Liz Glasser’s Blackheath Halls Community Opera story

Liz Glasser plays the clarinet in the opera’s orchestra, writes the Teacher’s pack for the primary schools and has been involved with Blackheath Halls Community Opera since it started in 2007, both as a participant and as a teacher at John Ball primary school. This is Liz’s Community Opera story:

To start at the beginning: I have been part of the community orchestra from its inception 7 years’ ago. When I heard quite fortuitously that an orchestra was being formed at Blackheath Halls, I was utterly thrilled; I almost wanted to forego my long-awaited holiday to France as I wished rehearsals to start straightaway. I felt like a child waiting for Christmas, I was so excited. It had been 30 years since I had had the opportunity to play in an orchestra & although I had practised my clarinet every summer, while on holiday, I had terribly missed the joy of playing in an orchestra.

As the end of the first season approached and we waited to hear what was proposed for the summer’s concert, we discovered, to our utter amazement mixed with some incredulity that we were to be part of the first community opera at Blackheath Halls: Carmen. What a wonderful adventure it turned out to be; most of us could not have foreseen how important a venture this was to be: the involvement of amateur with professional [glorious]; school children singing & acting [not only introducing them to opera but also many of their parents too]; children from special schools [how they enjoy it & how  moving it is to see them so involved]; Trinity young musicians & Laban dancers too. What a mix! How joyous! Yes, I know: lots of work by Rose & co backstage & I thank her mightily for it all. And now another 6 years & 6 operas on & each year an extraordinary & thrilling experience, which I’m ever thankful to have been part of. I’ve loved every opera & I’ve learned so much.

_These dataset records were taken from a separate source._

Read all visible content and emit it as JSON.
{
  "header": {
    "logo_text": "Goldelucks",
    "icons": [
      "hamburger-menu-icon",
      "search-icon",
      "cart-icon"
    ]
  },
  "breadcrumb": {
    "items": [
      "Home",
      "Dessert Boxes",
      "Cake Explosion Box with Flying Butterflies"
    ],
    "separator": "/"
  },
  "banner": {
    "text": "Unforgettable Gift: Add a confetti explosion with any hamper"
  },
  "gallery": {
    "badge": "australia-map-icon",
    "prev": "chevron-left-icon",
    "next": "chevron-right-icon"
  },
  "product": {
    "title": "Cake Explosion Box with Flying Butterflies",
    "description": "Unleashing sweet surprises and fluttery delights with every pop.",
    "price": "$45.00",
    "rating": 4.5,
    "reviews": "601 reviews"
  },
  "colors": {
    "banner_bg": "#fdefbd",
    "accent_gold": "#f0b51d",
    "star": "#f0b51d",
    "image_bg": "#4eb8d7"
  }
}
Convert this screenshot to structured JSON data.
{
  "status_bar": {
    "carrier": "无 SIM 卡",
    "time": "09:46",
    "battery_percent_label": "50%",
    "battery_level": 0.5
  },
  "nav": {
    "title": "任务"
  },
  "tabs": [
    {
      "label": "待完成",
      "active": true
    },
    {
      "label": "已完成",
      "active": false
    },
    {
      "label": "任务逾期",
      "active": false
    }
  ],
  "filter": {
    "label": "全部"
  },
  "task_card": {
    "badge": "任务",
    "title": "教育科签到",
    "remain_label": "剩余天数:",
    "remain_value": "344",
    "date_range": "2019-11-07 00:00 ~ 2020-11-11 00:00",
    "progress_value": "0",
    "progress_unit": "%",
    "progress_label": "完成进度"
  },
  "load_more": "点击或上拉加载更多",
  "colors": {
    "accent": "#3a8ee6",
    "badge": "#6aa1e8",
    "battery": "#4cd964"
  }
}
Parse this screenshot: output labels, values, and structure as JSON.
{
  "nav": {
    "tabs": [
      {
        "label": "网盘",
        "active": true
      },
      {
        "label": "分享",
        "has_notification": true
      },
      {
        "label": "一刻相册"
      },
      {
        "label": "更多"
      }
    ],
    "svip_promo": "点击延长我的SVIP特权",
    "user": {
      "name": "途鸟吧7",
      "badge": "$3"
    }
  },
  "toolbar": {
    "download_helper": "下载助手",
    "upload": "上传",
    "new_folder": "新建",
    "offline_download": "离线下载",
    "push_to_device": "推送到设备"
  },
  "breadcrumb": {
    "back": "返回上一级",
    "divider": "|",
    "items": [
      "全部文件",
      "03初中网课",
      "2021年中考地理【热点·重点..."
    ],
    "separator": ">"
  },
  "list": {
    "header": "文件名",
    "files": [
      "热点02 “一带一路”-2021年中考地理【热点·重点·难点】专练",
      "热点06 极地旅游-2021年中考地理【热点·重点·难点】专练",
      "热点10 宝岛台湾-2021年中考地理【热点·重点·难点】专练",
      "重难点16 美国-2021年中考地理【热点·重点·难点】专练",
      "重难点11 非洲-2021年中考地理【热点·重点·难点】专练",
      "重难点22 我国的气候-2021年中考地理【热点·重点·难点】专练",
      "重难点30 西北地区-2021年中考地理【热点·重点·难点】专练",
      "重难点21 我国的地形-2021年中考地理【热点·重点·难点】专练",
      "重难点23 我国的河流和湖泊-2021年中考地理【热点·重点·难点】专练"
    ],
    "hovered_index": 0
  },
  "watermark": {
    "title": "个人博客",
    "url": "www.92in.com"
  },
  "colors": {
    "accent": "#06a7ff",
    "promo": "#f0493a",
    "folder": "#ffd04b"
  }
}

In addition: the lovely Rose asked me if I’d like my own Year 5 class to be involved. I’m not sure I even asked the head but I definitely said yes, please. It was always a juggling act, as ‘my’ school, John Ball, always puts on a massive summer play/ musical & it always happened to be the same week as the opera. We managed: one evening on stage at BHH, the next evening on stage at school. Yes, they were tired but also very excited. How many of us can say that aged 10 we had had the chance of performing in an opera? That we knew lots about how an opera works? What it’s like standing next to an opera singer in full flight? That we had been directed by a professional director? That we could go to the ENO & compare it to our own performance – which they did. These are unique experiences. And I watched them performing from my spot in the woodwind, usually very emotionally. We spent our summer term not only preparing the music to be sung but finding out about the opera in detail; never a dull moment. I must mention the parents: they were also thrilled. They helped find costumes; looked after them during the performances; were bursting with pride to see their children on stage; & many learning a little bit about opera. No negatives, all positives.

Now, sadly, I am re*****ed. I miss school tremendously, especially the children. Again, the lovely Rose has come partly to my rescue. She has asked me to put together the Teachers’ Booklet as an aid to the ever-busy teachers. The idea is to provide lots of possible ideas about the opera for their class to work on. This year being Macbeth, the choices are many & varied. It will be great to see some of the children’s work on display at BHH. One year, someone overheard an audience member saying that you didn’t need to read the programme notes to find out the plot, just go & read one of the storyboards, as the children had made it really clear to follow it! I’m sure the same will happen this year too. I’m looking forward to seeing the children’s work on display; it’s not to be missed.